The Ancestor is pathetic, and I love him that way.
Lately, and I'm not entirely sure why, I've started to realize just how genuinely pathetic the Ancestor really is.
It's not that I didn't understand what he was before. I always knew he was a rich, arrogant psychopath who destroyed everything and everyone around him in pursuit of forbidden knowledge. But for years, I think I accepted that at face value. He was the grand architect of the tragedy, the brilliant madman, the man who pushed too far and paid the price. I never really stopped to think about what that actually says about him.
But over the last few months, I've found myself revisiting a lot of his dialogue, and honestly, the more I think about him, the more pathetic he becomes.
This is a man who spent decades pursuing ultimate knowledge. He sacrificed countless lives, burned through unimaginable wealth, committed atrocity after atrocity without hesitation, and destroyed his family, his estate, and entire communities in pursuit of truth. He crossed every moral boundary imaginable because he believed there was something greater waiting at the end of that road.

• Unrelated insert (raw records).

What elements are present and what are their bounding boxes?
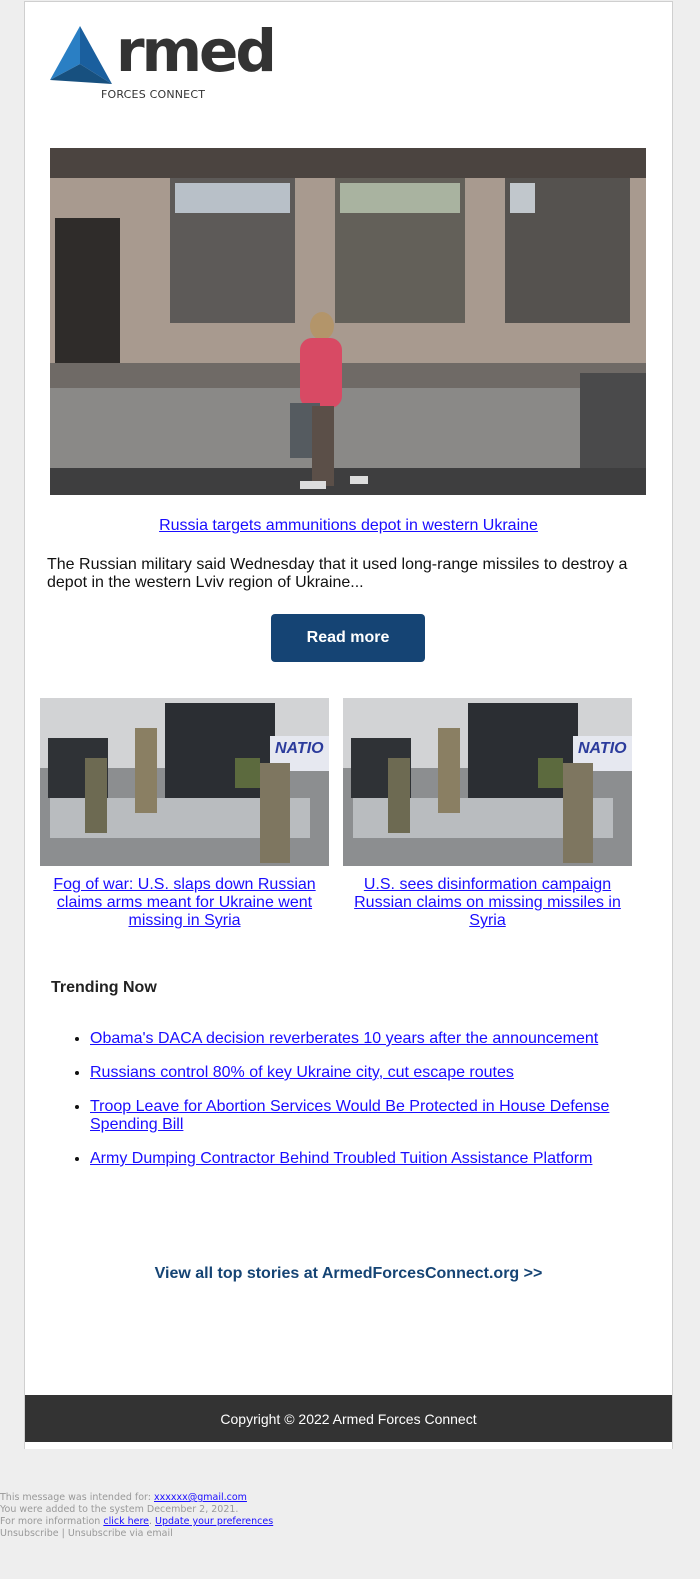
click-here-link[interactable]: click here: [103, 1516, 149, 1527]
trending-item: Russians control 80% of key Ukraine city…: [90, 1064, 650, 1082]
story-link-1[interactable]: Fog of war: U.S. slaps down Russian clai…: [53, 876, 315, 929]
svg-text:NATIO: NATIO: [275, 740, 324, 757]
hero-headline: Russia targets ammunitions depot in west…: [25, 517, 672, 535]
email-container: rmed FORCES CONNECT Russia targets ammun…: [24, 1, 673, 1449]
logo-wordmark: rmed: [116, 17, 277, 85]
trending-item: Troop Leave for Abortion Services Would …: [90, 1098, 650, 1134]
trending-link-3[interactable]: Troop Leave for Abortion Services Would …: [90, 1098, 609, 1133]
pipe-separator: |: [58, 1528, 68, 1539]
story-image-2[interactable]: NATIO: [343, 698, 632, 866]
hero-headline-link[interactable]: Russia targets ammunitions depot in west…: [159, 517, 538, 534]
hero-image[interactable]: [50, 148, 646, 495]
copyright-text: Copyright © 2022 Armed Forces Connect: [220, 1410, 477, 1427]
unsubscribe-via-email-link[interactable]: Unsubscribe via email: [68, 1528, 173, 1539]
logo-triangle-icon: [50, 26, 112, 84]
footer-bar: Copyright © 2022 Armed Forces Connect: [25, 1395, 672, 1442]
email-meta: This message was intended for: xxxxxx@gm…: [0, 1492, 273, 1540]
svg-text:NATIO: NATIO: [578, 740, 627, 757]
story-image-1[interactable]: NATIO: [40, 698, 329, 866]
view-all-stories-link[interactable]: View all top stories at ArmedForcesConne…: [25, 1265, 672, 1283]
trending-item: Obama's DACA decision reverberates 10 ye…: [90, 1030, 650, 1048]
recipient-email-link[interactable]: xxxxxx@gmail.com: [154, 1492, 247, 1503]
story-caption-2: U.S. sees disinformation campaign Russia…: [343, 876, 632, 930]
more-info-line: For more information click here. Update …: [0, 1516, 273, 1528]
update-preferences-link[interactable]: Update your preferences: [155, 1516, 273, 1527]
intended-label: This message was intended for:: [0, 1492, 154, 1503]
read-more-button[interactable]: Read more: [271, 614, 425, 662]
logo-subtitle: FORCES CONNECT: [101, 88, 206, 101]
intended-for-line: This message was intended for: xxxxxx@gm…: [0, 1492, 273, 1504]
trending-heading: Trending Now: [51, 979, 157, 996]
trending-link-1[interactable]: Obama's DACA decision reverberates 10 ye…: [90, 1030, 598, 1047]
more-info-label: For more information: [0, 1516, 104, 1527]
unsubscribe-line: Unsubscribe | Unsubscribe via email: [0, 1528, 273, 1540]
hero-summary: The Russian military said Wednesday that…: [47, 556, 628, 591]
story-photo-1: NATIO: [40, 698, 329, 866]
story-photo-2: NATIO: [343, 698, 632, 866]
trending-item: Army Dumping Contractor Behind Troubled …: [90, 1150, 650, 1168]
added-date-line: You were added to the system December 2,…: [0, 1504, 239, 1515]
hero-photo: [50, 148, 646, 495]
story-caption-1: Fog of war: U.S. slaps down Russian clai…: [40, 876, 329, 930]
story-link-2[interactable]: U.S. sees disinformation campaign Russia…: [354, 876, 621, 929]
trending-link-4[interactable]: Army Dumping Contractor Behind Troubled …: [90, 1150, 592, 1167]
unsubscribe-link[interactable]: Unsubscribe: [0, 1528, 59, 1539]
trending-list: Obama's DACA decision reverberates 10 ye…: [71, 1030, 650, 1184]
armed-forces-connect-logo[interactable]: rmed FORCES CONNECT: [50, 22, 277, 106]
trending-link-2[interactable]: Russians control 80% of key Ukraine city…: [90, 1064, 514, 1081]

And then he finally gets there.
He discovers the truth of the universe: the answer he spent his entire life searching for, the revelation that justified every horrific thing he had ever done.
And what does he do with it?
He gives up.
That's it.
After all that ambition, all that obsession, all that cruelty, his grand conclusion is essentially that life is meaningless because we're all going to die anyway. The man who spent decades pushing beyond every conceivable limit reaches the ultimate truth and responds with the kind of nihilism you'd expect from a teenager who just discovered philosophy last week.

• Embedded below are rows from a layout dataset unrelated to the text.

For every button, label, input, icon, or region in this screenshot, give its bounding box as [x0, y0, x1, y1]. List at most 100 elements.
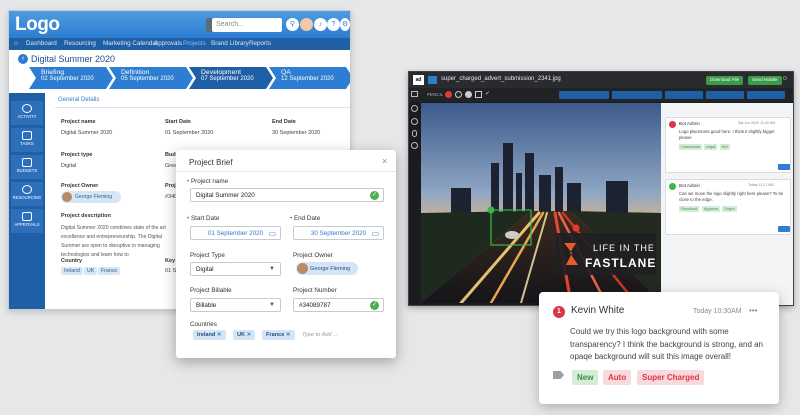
- overlay-line-2: FASTLANE: [585, 256, 656, 270]
- sidebar-item-tasks[interactable]: TASKS: [11, 128, 43, 152]
- comment-tag[interactable]: Bol: [720, 144, 730, 150]
- calendar-icon[interactable]: ▭: [268, 229, 276, 238]
- close-icon[interactable]: ×: [382, 156, 387, 166]
- comment-tag[interactable]: Unresolved: [679, 144, 703, 150]
- dropdown-e[interactable]: [747, 91, 785, 99]
- billable-select[interactable]: Billable ▼: [190, 298, 281, 312]
- tag-super-charged[interactable]: Super Charged: [637, 370, 705, 385]
- advert-image[interactable]: LIFE IN THE FASTLANE: [421, 103, 661, 303]
- modal-divider: [176, 171, 396, 172]
- comment-tag[interactable]: Legal: [704, 144, 718, 150]
- exit-icon[interactable]: ⏻: [783, 76, 787, 82]
- country-chip[interactable]: UK: [84, 267, 98, 275]
- nav-resourcing[interactable]: Resourcing: [64, 40, 96, 47]
- nav-approvals[interactable]: Approvals: [154, 40, 182, 47]
- search-icon[interactable]: ⚲: [286, 18, 299, 31]
- step-date: 05 September 2020: [121, 76, 174, 82]
- gear-icon[interactable]: ⚙: [340, 18, 350, 31]
- comment-tag[interactable]: Approve: [702, 206, 721, 212]
- description-text: Digital Summer 2020 combines state of th…: [61, 225, 166, 258]
- sidebar-item-approvals[interactable]: APPROVALS: [11, 209, 43, 233]
- more-options-icon[interactable]: •••: [749, 306, 757, 315]
- bell-icon[interactable]: ♪: [314, 18, 327, 31]
- pen-tool-icon[interactable]: ✓: [485, 90, 490, 97]
- start-date-input[interactable]: 01 September 2020 ▭: [190, 226, 281, 240]
- start-date-value: 01 September 2020: [165, 130, 214, 136]
- rect-tool-icon[interactable]: [475, 91, 482, 98]
- document-icon: [22, 212, 32, 221]
- back-arrow-icon[interactable]: ‹: [18, 54, 28, 64]
- comment-time: Sat Jun 2020 11:40 AM: [738, 121, 776, 125]
- dropdown-a[interactable]: [559, 91, 609, 99]
- user-avatar[interactable]: [300, 18, 313, 31]
- owner-chip[interactable]: George Fleming: [61, 191, 121, 203]
- app-logo[interactable]: Logo: [15, 14, 60, 36]
- circle-tool-icon[interactable]: [455, 91, 462, 98]
- dot-tool-icon[interactable]: [465, 91, 472, 98]
- end-date-label: End Date: [272, 119, 296, 125]
- attach-icon[interactable]: [412, 130, 417, 137]
- tasks-icon: [22, 131, 32, 140]
- step-name: Briefing: [41, 69, 65, 76]
- tag-new[interactable]: New: [572, 370, 599, 385]
- project-name-input[interactable]: Digital Summer 2020 ✓: [190, 188, 384, 202]
- comment-author: Kevin White: [571, 305, 625, 316]
- nav-brand-library[interactable]: Brand Library: [211, 40, 249, 47]
- country-chip[interactable]: Ireland ✕: [193, 330, 226, 340]
- send-button[interactable]: Send Mobile: [748, 76, 782, 85]
- sidebar-label: BUDGETS: [16, 168, 38, 173]
- sidebar-item-budgets[interactable]: BUDGETS: [11, 155, 43, 179]
- country-chip[interactable]: France: [98, 267, 121, 275]
- settings-icon[interactable]: [411, 142, 418, 149]
- avatar: [297, 263, 308, 274]
- history-icon[interactable]: [411, 118, 418, 125]
- project-type-select[interactable]: Digital ▼: [190, 262, 281, 276]
- end-date-input[interactable]: 30 September 2020 ▭: [293, 226, 384, 240]
- comment-card[interactable]: Bot Admin Today 11:17 AM Can we move the…: [665, 179, 791, 235]
- help-icon[interactable]: ?: [327, 18, 340, 31]
- country-chip[interactable]: UK ✕: [233, 330, 256, 340]
- project-number-input[interactable]: #34089787 ✓: [293, 298, 384, 312]
- dropdown-c[interactable]: [665, 91, 703, 99]
- nav-projects[interactable]: Projects: [183, 40, 206, 47]
- download-button[interactable]: Download File: [706, 76, 744, 85]
- annotation-toolbar: PENCIL ✓: [409, 88, 793, 102]
- sidebar-label: RESOURCING: [12, 195, 42, 200]
- step-name: QA: [281, 69, 291, 76]
- sidebar-item-activity[interactable]: ACTIVITY: [11, 101, 43, 125]
- step-definition[interactable]: Definition 05 September 2020: [109, 67, 193, 89]
- dropdown-d[interactable]: [706, 91, 744, 99]
- project-type-value: Digital: [61, 163, 77, 169]
- layout-icon[interactable]: [411, 91, 418, 97]
- calendar-icon[interactable]: ▭: [371, 229, 379, 238]
- comment-tag[interactable]: Graph: [722, 206, 737, 212]
- owner-chip[interactable]: George Fleming: [296, 262, 358, 275]
- country-chip[interactable]: Ireland: [61, 267, 83, 275]
- dropdown-b[interactable]: [612, 91, 662, 99]
- tab-general-details[interactable]: General Details: [55, 93, 103, 108]
- image-file-icon: [428, 76, 437, 84]
- end-date-value: 30 September 2020: [272, 130, 321, 136]
- tag-auto[interactable]: Auto: [603, 370, 632, 385]
- reply-button[interactable]: [778, 226, 790, 232]
- app-badge: ad: [413, 75, 424, 85]
- sidebar-item-resourcing[interactable]: RESOURCING: [11, 182, 43, 206]
- nav-dashboard[interactable]: Dashboard: [26, 40, 57, 47]
- step-date: 07 September 2020: [201, 76, 254, 82]
- record-icon[interactable]: [445, 91, 452, 98]
- reply-button[interactable]: [778, 164, 790, 170]
- countries-input[interactable]: Type to Add ...: [302, 332, 338, 338]
- step-qa[interactable]: QA 12 September 2020: [269, 67, 351, 89]
- search-input[interactable]: Search...: [212, 18, 282, 32]
- page-title: Digital Summer 2020: [31, 54, 116, 64]
- step-development[interactable]: Development 07 September 2020: [189, 67, 273, 89]
- nav-marketing-calendar[interactable]: Marketing Calendar: [103, 40, 158, 47]
- nav-reports[interactable]: Reports: [249, 40, 271, 47]
- comment-card[interactable]: Bot Admin Sat Jun 2020 11:40 AM Logo pla…: [665, 117, 791, 173]
- info-icon[interactable]: [411, 105, 418, 112]
- country-chip[interactable]: France ✕: [262, 330, 295, 340]
- home-icon[interactable]: ⌂: [14, 40, 18, 47]
- project-type-label: Project type: [61, 152, 93, 158]
- comment-tag[interactable]: Resolved: [679, 206, 699, 212]
- step-briefing[interactable]: Briefing 02 September 2020: [29, 67, 113, 89]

What truly shattered any romanticized image I had of him, though, was realizing how often the Ancestor accidentally describes himself. The best example, for me, is his speech about the Fanatic. I used to love that speech because it's delivered with such absolute conviction and contempt. And I still do. But every time I hear it now, I can't stop thinking that he's not describing the Fanatic at all.
He's describing himself.
"A man consumed by a mythology of his own making." "A worldview propped up by desperation." A fanatic incapable of nuance, convinced that his own obsession justifies every atrocity committed in its name.

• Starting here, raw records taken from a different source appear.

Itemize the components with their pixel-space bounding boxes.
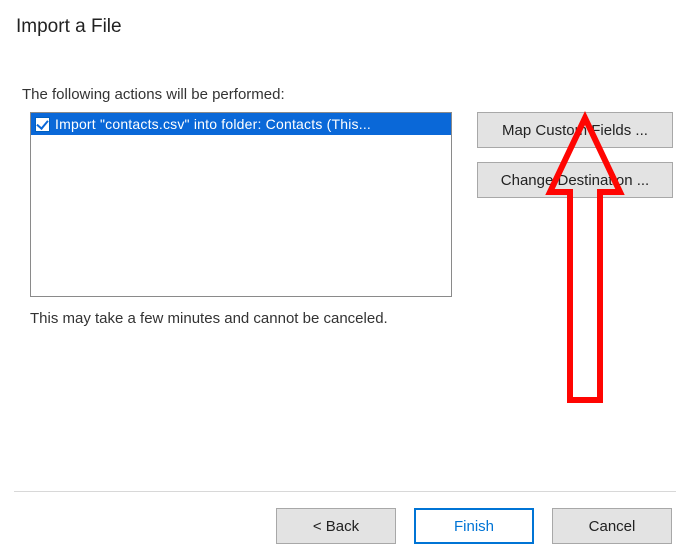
checkbox-icon[interactable] (35, 117, 50, 132)
cancel-button[interactable]: Cancel (552, 508, 672, 544)
footer-separator (14, 491, 676, 492)
duration-note: This may take a few minutes and cannot b… (30, 310, 388, 327)
actions-listbox[interactable]: Import "contacts.csv" into folder: Conta… (30, 112, 452, 297)
map-custom-fields-button[interactable]: Map Custom Fields ... (477, 112, 673, 148)
finish-button[interactable]: Finish (414, 508, 534, 544)
back-button[interactable]: < Back (276, 508, 396, 544)
list-item-label: Import "contacts.csv" into folder: Conta… (55, 116, 371, 132)
side-button-group: Map Custom Fields ... Change Destination… (477, 112, 673, 198)
list-item[interactable]: Import "contacts.csv" into folder: Conta… (31, 113, 451, 135)
dialog-title: Import a File (16, 16, 122, 38)
change-destination-button[interactable]: Change Destination ... (477, 162, 673, 198)
actions-subtitle: The following actions will be performed: (22, 86, 285, 103)
footer-button-group: < Back Finish Cancel (276, 508, 672, 544)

The Ancestor spent his entire life pretending to be a man of boundless curiosity and cosmic ambition, but beneath all the grandiose language and theatrical self-importance, he was just a profoundly empty person. He had no real conviction beyond satisfying his own curiosity. No greater purpose. No vision. No imagination. The moment he finally received the answer he had spent his entire life pursuing, he discovered that he had absolutely no idea what to do with it.
He wasn't some tragic seeker of forbidden truths. He was a lonely, narcissistic clown who destroyed the world searching for meaning and then abandoned all pretense the instant he realized the universe wasn't going to hand him one.
And I have to admit, I think that's what made me love him even more.
He's not terrifying. He's not profound. He's not even particularly intelligent in the way I once thought he was. Underneath all the cosmic horror and theatrical grandeur, he is simply nothing: a man so utterly hollow that, when confronted with the ultimate truth, he found himself incapable of doing anything except surrender to it.
"Victory, a hollow and ridiculous notion."
Perhaps. But I don't think anything in Darkest Dungeon is emptier than the man who says those words.
And honestly, I think that's absolutely brilliant.